Saturday, November 7, 2020  Matthew 24:15-44

  1. Optional reading: “What is the Abomination of Desolation?” https://www.thegospelcoalition.org/article/what-is-the-abomination-of-desolation/
  2. What in this passage seems to refer to events specific to the realm of Judea (including especially the city of Jerusalem)?
  3. What in this passage seems to be referring to the ultimate end of the age?
  4. How do you understand “this generation” in Matthew 24:34, the twelve disciples’ generation or the sum of generations from Jesus’ ascension to his return?
  5. What do you make of the fact that the Son does not know the day or the hour (Matthew 24:36)? In other words, does it undermine Christ’s eternal relationship with the Father to emphasize his full identification with his disciples’ (and the angels’) ignorance?
  6. If the same implications apply for those who are “taken away” by the flood and those who are to be “taken away” at the coming of the Son of Man, what does that imply about those who are left behind  at the coming of the Son of Man (Matthew 24:39-41)?

Sunday, November 8, 2020  Matthew 24:14

  1. What needs to be accomplished before the end of the age?
  2. To what degree do you think this has already been accomplished?
  3. How enthusiastic have you been to participate in this ongoing accomplishment?
  4. Discuss in conversational prayer with the Lord your involvement in Christ’s mission.

Monday, November 9, 2020  Matthew 24:45-25:13

  1. What is the main point of these two parables?
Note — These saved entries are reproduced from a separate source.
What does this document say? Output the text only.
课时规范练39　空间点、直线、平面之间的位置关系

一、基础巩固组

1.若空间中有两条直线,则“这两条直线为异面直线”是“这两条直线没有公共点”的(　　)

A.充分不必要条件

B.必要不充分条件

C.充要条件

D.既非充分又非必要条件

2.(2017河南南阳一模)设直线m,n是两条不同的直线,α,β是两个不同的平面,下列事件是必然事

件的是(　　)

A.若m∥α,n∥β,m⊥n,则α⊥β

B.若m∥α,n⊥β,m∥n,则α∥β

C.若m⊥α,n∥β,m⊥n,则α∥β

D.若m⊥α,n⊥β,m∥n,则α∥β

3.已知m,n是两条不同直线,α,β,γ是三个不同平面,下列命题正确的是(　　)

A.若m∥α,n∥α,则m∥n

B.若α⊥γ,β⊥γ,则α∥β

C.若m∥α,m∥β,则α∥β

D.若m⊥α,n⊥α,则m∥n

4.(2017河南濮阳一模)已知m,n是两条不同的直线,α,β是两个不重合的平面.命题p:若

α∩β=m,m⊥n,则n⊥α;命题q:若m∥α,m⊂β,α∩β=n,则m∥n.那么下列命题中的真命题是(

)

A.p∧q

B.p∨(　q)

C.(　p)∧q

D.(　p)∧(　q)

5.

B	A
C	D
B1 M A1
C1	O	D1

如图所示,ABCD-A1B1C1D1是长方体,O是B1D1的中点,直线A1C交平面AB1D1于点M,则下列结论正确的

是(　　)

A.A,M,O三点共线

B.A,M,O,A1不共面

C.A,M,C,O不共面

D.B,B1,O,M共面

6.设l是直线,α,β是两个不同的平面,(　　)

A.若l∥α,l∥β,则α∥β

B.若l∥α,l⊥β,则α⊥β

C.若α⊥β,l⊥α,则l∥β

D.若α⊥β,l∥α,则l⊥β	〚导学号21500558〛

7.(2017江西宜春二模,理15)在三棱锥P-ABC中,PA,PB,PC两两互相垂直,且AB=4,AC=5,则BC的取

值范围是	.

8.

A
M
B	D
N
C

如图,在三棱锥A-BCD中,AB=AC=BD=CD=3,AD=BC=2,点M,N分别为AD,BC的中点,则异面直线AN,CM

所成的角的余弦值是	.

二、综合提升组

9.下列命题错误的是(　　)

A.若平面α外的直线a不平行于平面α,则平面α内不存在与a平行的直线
To what degree do you think this main point satisfactorily answers the question originally posed by the disciples, “What will be the sign of your coming and of the end of the age” (24:2)?
  2. How important is it to understand the cultural background of these parables to get the point?
  3. How do these two parables balance between perspectives of the Lord’s arrival coming sooner than expected versus later than expected?
  4. How would you explain to someone the kinds of things they need to be doing to stay alert and prepared for the Lord’s return?

Tuesday, November 10, 2020  Matthew 25:14-30

  1. In what way is the Master’s fairness shown in this parable? Is there anything about the Master that strikes you as unfair?
  2. What is the essence of the reward given by the Master for gainful management his resources?
  3. Can you see any correlation between the one-talent manager’s beliefs about the Master and his chosen course of action (or, more accurately, non-action)?
  4. What kind of attitude toward or about the Master motivates effective investment of his resources?
  5. Based on this parable alone, what seems to be Jesus’ diagnosis of the fatal flaw that results in being rejected?
  6. If someone were to use this parable to assert that God favors free-market capitalism, how would you respond?

Wednesday, November 11, 2020  Matthew 25:31-46

  1. Does this description of the sheep and the goats read to you more like a parable of the kingdom or straightforward teaching of Jesus?
  2. What similarities and differences do you see between this teaching and Jesus’ earlier parables of the Weeds and Net (Matthew 13:24-30, 36-43, 47-50)?
  3. Since when has the kingdom been prepared (Matthew 25:34)? Why might this be significant?
  4. For whom specifically has the fire of hell been prepared (Matthew 25:41)? Why might this be significant?
  5. In what ways does this teaching of the sheep and goats comfort you, and/or discomfort you?

Thursday, November 12, 2020  Matthew 25:40

  1. With what term does the King describe his relationship to those who had hungered, thirsted, and been thrown into prison? What sort of people had Jesus previously described with the same terminology (Matthew 12:47-50)?
  2. What kind of treatment had Jesus previously told his disciples to expect as his representatives (Matthew 5:11-12; 10:17-25; 23:34-37)?
  3. How aware have you been that you have been representing Jesus himself (Matthew 10:40)?
  4. How aware have you been that whenever you deal with another person who might be one of Jesus’ brothers and sisters, you are dealing with him?